Arthur knew it though — his Miriam had him covered.
She swept the floor of Grammaton in most wild fashion, his palms so tight on The Beast’s side grips, he fucking loved it.
Miriam was heading straight for Learo.
Not the decimated statue of Oliath’s late Grand Bizarre, the sunlight.
Before he’d been able to speak, protest, tell her to slow down — she’d reached and flipped an unmarked switch now so obviously standing out amongst the rest — a darkened panel beginning to lower over the viewing portal.
Arthur could hear it happening all around the craft.
“How much shit did you do to this thing?”
Miriam hit the afterburners, neglecting to acknowledge Arthur’s question, their surging throttle flooring him.

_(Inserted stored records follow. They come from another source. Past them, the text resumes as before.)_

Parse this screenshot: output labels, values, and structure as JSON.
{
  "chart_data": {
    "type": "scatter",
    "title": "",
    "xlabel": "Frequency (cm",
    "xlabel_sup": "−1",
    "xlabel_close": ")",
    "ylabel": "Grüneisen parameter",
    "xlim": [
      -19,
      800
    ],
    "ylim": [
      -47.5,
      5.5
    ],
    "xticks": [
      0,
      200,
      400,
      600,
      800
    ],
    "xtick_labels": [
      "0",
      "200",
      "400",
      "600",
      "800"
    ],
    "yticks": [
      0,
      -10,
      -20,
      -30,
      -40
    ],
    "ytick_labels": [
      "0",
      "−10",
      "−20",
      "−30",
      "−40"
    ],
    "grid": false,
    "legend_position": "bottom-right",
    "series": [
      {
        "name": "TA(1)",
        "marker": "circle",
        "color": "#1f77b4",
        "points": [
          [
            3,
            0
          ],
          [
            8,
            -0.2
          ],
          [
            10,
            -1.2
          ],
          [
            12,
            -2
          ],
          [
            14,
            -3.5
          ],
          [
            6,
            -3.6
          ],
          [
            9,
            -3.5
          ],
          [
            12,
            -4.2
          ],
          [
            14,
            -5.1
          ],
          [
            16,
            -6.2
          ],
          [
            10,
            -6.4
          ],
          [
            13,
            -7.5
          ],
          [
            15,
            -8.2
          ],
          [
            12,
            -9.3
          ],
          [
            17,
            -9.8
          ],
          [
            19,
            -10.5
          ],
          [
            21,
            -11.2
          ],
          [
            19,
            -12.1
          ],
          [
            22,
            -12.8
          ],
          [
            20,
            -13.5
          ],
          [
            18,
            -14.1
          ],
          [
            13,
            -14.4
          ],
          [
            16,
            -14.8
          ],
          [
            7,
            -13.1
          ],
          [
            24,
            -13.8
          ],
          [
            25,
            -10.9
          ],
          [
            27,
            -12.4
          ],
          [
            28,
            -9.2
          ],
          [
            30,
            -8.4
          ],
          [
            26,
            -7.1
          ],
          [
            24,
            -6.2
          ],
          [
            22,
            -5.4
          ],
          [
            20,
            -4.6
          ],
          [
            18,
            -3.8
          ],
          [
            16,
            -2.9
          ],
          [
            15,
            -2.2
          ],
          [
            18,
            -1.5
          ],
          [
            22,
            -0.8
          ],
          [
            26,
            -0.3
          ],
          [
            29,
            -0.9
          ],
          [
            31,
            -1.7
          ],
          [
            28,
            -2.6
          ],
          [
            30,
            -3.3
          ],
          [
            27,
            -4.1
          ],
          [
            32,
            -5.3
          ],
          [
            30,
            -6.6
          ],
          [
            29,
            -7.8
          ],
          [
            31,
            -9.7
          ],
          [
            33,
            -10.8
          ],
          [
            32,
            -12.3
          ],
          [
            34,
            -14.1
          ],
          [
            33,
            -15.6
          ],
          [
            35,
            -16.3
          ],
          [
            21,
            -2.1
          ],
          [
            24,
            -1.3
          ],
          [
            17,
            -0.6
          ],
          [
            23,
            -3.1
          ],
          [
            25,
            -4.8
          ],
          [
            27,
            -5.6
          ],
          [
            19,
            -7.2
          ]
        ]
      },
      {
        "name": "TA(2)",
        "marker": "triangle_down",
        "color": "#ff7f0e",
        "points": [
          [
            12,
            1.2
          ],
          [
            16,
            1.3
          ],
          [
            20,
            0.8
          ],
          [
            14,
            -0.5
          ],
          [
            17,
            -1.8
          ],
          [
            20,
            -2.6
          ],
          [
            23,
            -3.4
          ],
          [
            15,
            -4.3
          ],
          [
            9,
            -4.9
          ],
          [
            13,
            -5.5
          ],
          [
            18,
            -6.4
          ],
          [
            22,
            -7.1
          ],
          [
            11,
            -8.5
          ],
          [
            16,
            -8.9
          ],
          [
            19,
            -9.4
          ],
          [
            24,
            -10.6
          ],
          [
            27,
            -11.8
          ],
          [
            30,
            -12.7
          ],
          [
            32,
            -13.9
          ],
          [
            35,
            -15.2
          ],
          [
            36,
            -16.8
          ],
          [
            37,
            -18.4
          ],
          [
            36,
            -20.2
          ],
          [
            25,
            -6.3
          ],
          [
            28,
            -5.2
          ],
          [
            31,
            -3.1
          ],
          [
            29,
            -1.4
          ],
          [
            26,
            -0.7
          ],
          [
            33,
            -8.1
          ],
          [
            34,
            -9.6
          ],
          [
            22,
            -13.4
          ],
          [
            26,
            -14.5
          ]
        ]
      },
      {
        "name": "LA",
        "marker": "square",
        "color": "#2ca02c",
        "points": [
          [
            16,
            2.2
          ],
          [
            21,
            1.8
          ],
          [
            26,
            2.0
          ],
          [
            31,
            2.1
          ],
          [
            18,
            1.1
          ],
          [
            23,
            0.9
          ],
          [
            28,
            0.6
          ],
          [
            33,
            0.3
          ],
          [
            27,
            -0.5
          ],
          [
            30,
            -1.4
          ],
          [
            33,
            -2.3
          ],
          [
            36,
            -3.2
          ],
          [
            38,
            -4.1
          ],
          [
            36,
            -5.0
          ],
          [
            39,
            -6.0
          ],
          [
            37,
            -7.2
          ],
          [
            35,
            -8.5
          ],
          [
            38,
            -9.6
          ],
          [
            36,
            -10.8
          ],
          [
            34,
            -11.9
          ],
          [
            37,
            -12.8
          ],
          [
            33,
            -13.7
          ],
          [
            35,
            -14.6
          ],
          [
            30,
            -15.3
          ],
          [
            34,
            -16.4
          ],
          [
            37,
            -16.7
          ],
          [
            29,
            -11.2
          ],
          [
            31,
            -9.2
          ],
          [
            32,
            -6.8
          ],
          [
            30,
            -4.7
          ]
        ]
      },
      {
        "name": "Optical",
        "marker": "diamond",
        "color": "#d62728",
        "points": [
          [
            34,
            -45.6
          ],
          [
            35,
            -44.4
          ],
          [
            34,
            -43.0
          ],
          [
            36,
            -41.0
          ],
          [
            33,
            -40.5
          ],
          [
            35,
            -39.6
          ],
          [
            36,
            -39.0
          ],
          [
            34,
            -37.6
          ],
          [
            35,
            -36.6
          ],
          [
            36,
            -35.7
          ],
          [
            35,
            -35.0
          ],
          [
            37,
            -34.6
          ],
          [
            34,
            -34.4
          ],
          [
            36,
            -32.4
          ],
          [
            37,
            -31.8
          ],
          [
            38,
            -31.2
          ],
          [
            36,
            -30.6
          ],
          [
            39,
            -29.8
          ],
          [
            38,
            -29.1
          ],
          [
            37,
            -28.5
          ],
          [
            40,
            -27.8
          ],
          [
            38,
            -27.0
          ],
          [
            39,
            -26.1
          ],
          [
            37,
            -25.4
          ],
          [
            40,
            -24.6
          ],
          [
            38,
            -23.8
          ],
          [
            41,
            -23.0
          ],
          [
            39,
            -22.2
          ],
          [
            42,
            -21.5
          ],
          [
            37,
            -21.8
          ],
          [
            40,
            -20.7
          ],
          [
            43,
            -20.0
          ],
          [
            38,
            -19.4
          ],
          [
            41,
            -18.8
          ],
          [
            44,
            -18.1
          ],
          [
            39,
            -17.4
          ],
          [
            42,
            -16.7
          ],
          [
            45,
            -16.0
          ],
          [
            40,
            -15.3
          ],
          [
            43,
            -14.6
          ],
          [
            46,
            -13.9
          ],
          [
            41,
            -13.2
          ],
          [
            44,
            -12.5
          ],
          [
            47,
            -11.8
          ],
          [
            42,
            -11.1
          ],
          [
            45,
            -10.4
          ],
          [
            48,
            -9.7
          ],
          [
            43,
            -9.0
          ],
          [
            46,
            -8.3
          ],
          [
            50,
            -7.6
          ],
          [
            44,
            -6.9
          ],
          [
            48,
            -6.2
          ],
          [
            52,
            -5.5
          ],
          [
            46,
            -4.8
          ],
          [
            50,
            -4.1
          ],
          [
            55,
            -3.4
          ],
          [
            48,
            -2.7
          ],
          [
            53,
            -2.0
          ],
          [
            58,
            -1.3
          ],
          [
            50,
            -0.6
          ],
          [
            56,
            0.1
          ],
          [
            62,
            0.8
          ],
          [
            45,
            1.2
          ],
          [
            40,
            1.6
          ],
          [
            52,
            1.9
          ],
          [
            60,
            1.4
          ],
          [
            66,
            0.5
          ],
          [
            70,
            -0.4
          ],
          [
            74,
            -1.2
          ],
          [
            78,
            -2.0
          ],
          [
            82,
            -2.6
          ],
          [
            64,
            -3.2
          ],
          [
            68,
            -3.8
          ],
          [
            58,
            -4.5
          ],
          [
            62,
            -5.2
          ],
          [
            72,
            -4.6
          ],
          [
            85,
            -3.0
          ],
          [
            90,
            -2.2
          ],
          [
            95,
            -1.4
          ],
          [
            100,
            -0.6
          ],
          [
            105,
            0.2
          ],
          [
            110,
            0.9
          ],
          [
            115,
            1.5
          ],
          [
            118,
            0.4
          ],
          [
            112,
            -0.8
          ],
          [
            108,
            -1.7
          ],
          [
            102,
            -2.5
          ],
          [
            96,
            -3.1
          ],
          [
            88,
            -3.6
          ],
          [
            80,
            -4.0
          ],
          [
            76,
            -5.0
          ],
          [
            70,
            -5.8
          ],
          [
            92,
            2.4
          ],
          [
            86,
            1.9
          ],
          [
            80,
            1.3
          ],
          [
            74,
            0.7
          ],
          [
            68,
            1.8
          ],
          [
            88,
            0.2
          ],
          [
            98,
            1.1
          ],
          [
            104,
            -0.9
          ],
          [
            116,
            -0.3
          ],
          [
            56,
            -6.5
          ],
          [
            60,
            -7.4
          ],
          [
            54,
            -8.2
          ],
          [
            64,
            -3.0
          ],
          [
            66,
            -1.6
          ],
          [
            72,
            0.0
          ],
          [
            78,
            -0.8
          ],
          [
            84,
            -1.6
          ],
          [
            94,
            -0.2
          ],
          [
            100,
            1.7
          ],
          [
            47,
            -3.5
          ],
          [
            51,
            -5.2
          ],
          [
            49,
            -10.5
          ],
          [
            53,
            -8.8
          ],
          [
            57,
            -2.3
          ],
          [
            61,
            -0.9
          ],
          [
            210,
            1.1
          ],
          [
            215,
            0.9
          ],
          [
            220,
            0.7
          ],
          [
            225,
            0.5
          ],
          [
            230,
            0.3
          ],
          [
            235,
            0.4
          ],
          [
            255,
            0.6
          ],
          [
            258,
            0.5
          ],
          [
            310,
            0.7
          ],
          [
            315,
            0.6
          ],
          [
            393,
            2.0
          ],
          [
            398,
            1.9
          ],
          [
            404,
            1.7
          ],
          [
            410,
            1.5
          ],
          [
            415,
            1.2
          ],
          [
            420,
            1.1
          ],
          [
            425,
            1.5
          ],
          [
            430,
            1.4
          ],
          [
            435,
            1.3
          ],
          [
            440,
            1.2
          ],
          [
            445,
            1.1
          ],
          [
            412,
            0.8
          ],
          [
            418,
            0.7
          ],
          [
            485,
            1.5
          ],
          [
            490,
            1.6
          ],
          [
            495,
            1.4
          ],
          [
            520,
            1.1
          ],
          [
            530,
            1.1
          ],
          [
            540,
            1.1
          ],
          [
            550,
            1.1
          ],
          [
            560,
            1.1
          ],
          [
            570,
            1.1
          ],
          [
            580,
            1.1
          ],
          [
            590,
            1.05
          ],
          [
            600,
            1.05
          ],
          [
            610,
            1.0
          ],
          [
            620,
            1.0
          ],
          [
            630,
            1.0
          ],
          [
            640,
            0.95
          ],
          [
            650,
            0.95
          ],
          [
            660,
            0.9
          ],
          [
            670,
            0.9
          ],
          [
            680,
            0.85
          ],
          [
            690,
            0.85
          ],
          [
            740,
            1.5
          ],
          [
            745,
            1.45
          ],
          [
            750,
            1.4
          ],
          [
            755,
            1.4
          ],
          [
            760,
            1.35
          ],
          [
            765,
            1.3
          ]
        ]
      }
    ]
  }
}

He’d not ever thought he would move this quickly.
The greatness within Arthur was surging.
She had straddled him then, and a biggest smirk emerged on his face.
He’d pressed his own secret button, The Beast’s arms to lower, a recently added feature; Arthur had done his own shit.
Miriam moaned at the sight in a way he would never forget.
She’d let her thighs enjoy that newfound space afforded, pressing her breasts into his, and just as Learo’s light began to reverberate within the structures of the hull itself, she’d kissed him like a god.